Tetaplah pula, bahwa, walaupun teori-teori itu sudah lebih dahulu 
dilahirkan oleh ahli pikir lain, dirinya Marx lah, yang meski 
”bahasa”nya itu untuk kaum merasakan sangat berat dansukarnya, dengan 
terang benderang menguraikan teori-teori itu bagi kaum ”tertindas dan 
sengsara yang melarat pikiran” itu dengan pahlawan-pahlawannya, sehingga 
mengerti dengan terang benderang.

Dengan gampang saja, sebagai suatu soal yang ”sudah mestinya begitu”, 
mereka lalu mengerti teorinya atas meewaarde, lalu mengerti, bahwa si 
majikan itu lekas menjadi kaya oleh karena itu tidak memberikan semua 
hasil pekerjaan padanya; mereka lalu saja mengerti, bahwa keadaan dan 
susunan ekonomilah yang menetapkan keadaan manusia itu: erist wa er 
iszt; mereka lantas saja mengerti, bahwa kapitalisme itu akhirnya 
binasa, pastilah lenyap diganti dengan susunan pergaulan –hidup yang 
lebih adil-, bahwa kaum ”borjuasi” itu ”teristimewa mengadakan 
tukang-tukang penggali liang kuburnya”.
Dan ia mendirikan teori, yang dalam aturan kemodalan ini nasibnya kaum 
buruh makin lama makin tak menyenangkan dan menimbulkan dendam hati yang 
makin lama makin sangat (verlendungstheorie / teori penyengsaraan, ed.); 
-teori-teori mana, berhubung dengan ekuarangan tempat, kita tidak bisa 
menerangkan lebih lanjut pada pembaca-pembaca yang belum mengetahuinya.

Meskipun musuh-musuhnya, diantara mana kaum anarkis, menyangkal 
jasa-jasanya Marx yang kita sebutkan di atas ini, meskipun lebih dahulu, 
dalam tahun 1825, Adolphe Blanqui dengan cara Historis Materialistis 
sudah mengatakan, bahwa riwayat itu ”menetapkan kejadian-kejadiannya” 
sedang ilmu ekonomi ”sebab apa kejadian-kejadian itu terjadi”; meskipun 
teori meewaarde itu sudah lebih dulu dilahirkan oleh ahli-ahli pikir 
seperti Sismondi, Thompson dan lain-lain, meskipun pula teori 
konsentrasi modal atau atau arbeidswaardeleer itu ada bagian-bagiannya 
yang tidak bisa mempertahankan diri terhadap kritik musuhnya yang tak 
jemu-jemu mencari-cari salahnya; -meskipun begitu, maka tetaplah bahwa 
stelsel-nya (sistemnya, ed.) Karl Marx itu mempunyai pengertian yang 
tidak kecil dalam sifatnya, dan mempunyai pengertian yang penting dalam 
sifat bagian-bagiannya.

Berlainan dengan sosialis-sosialis lain, yang mengira bahwa cita-cita 
mereka itu dapat tercapai dengan jalan persahabatan antara buruh dan 
majikan, berlainan dengan umpamanya: Ferdinand Lassalle, yang teriaknya 
itu ada suatu teriak-perdamaian, maka Karl Marx, yang dalam 
tulisan-tulisannya tidak satu kali mempersoalkan kata kasih atau kata 
cinta, membeberkan pula paham pertentangan golongan; paham 
klassenstrijd, dan mengajarkan pula, bahwa lepasnya kaum buruh dari 
nasibnya itu, ialah oleh perlawanan-zonder (tanpa, ed.)-damai terhadap 
pada kaum “burjuasi“, satu perlawanan yang tidak boleh tidak, musti 
terjadi oleh karena peraturan yang kapitalistis itu adanya.
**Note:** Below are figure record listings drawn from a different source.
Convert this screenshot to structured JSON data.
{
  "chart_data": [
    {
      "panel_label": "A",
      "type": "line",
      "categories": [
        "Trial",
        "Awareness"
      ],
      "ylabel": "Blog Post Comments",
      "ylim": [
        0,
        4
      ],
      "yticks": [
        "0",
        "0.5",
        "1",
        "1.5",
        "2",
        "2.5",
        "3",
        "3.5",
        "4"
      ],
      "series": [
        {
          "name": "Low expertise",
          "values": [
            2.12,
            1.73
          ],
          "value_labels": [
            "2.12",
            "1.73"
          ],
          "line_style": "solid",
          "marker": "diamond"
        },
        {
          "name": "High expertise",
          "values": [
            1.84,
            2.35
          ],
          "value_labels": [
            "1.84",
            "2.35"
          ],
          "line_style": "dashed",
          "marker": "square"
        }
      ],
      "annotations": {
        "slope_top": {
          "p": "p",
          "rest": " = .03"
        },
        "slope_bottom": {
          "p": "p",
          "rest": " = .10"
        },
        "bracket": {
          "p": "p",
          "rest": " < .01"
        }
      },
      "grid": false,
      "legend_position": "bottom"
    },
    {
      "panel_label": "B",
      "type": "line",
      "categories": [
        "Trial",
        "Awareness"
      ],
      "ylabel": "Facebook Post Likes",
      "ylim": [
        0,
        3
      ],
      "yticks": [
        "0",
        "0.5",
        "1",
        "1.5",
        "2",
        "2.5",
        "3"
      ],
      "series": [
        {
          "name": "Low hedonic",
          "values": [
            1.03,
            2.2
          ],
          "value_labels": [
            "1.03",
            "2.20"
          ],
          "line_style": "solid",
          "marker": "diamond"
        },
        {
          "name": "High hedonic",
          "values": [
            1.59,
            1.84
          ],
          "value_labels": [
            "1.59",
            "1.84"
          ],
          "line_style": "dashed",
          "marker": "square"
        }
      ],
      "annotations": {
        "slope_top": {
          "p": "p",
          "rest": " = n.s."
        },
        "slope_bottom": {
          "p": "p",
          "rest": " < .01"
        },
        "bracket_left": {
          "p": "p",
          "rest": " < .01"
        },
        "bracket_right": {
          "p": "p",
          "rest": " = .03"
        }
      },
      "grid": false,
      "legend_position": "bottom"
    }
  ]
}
Walaupun 
pembaca tentunya semua sudah sedikit-sedikit mengetahui apa yang telah 
diajarkan oleh Karl Marx itu, maka berguna pulalah agaknya jikalau kita 
disini mengingatkan, bahwa jasanja ahli-pikir ini ialah: -- ia 
mengadakan suatu pelajaran gerakan pikiran yang bersandar pada 
perbendaan (Materialistische Dialectiek); -- ia membentangkan teori, 
bahwa harganya barang-barang itu ditentukan oleh banyaknja “kerdja“ 
untuk membikin barang-barang itu, sehingga “kedja“ ini ialah 
“wertbildende Substanz“, dari barang-barang itu (arbeids-waarde-leer); 
-- ia membeberkan teori, bahwa hasil pekerjaan kaum buruh dalam 
pembikinan barang itu adalah lebih besar harganya daripada yang ia 
terima sebagai upah (meerwaarde); -- ia mengadakan suatu pelajaran 
riwayat yang berdasarkan perikebendaan, yang mengajarkan, bahwa “bukan 
budi-akal manusialah yang menentukan keadaannya, tetapi sebaliknya 
keadaannya yang berhubungan dengan pergaulan-hiduplah yang menentukan 
budi-akalnya“ (materialistische geschiedenisopvatting); -- ia mengadakan 
teori, bahwa oleh karena “meerwaarde“ itu dijadikan kapital pula, maka 
kapital itu makin lama makin menjadi besar (kapitaalsaccumulatie), 
sedang kapital-kapital yang kecil sama mempersatukan diri jadi modal 
yang besar (kapitaalscentralisatie), dan bahwa, oleh karena persaingan, 
perusahaan-perusahaan yang kecil sama mati terdesak oleh 
perusahaan-perusahaan yang besar, sehingga oleh desakan-desakan ini 
akhirnya cuma tinggal beberapa perusahaan saja yang amat besarnya 
(kapitaalsconcentratie); --dan ia mendirikan teori, yang dalam aturan 
kemodalan ini nasibnya kaum buruh makin lama makin tak menynangkan dan 
menimbulkan dendam-hati yang makin lama makin sangat 
(Verelendungstheorie); -- teori-teori mana, berhubungan dengan 
kekurangan tempat, kita tidak bisa menerangkan lebih lanjut pada 
pembaca-pembaca yang belum mengetahuinya.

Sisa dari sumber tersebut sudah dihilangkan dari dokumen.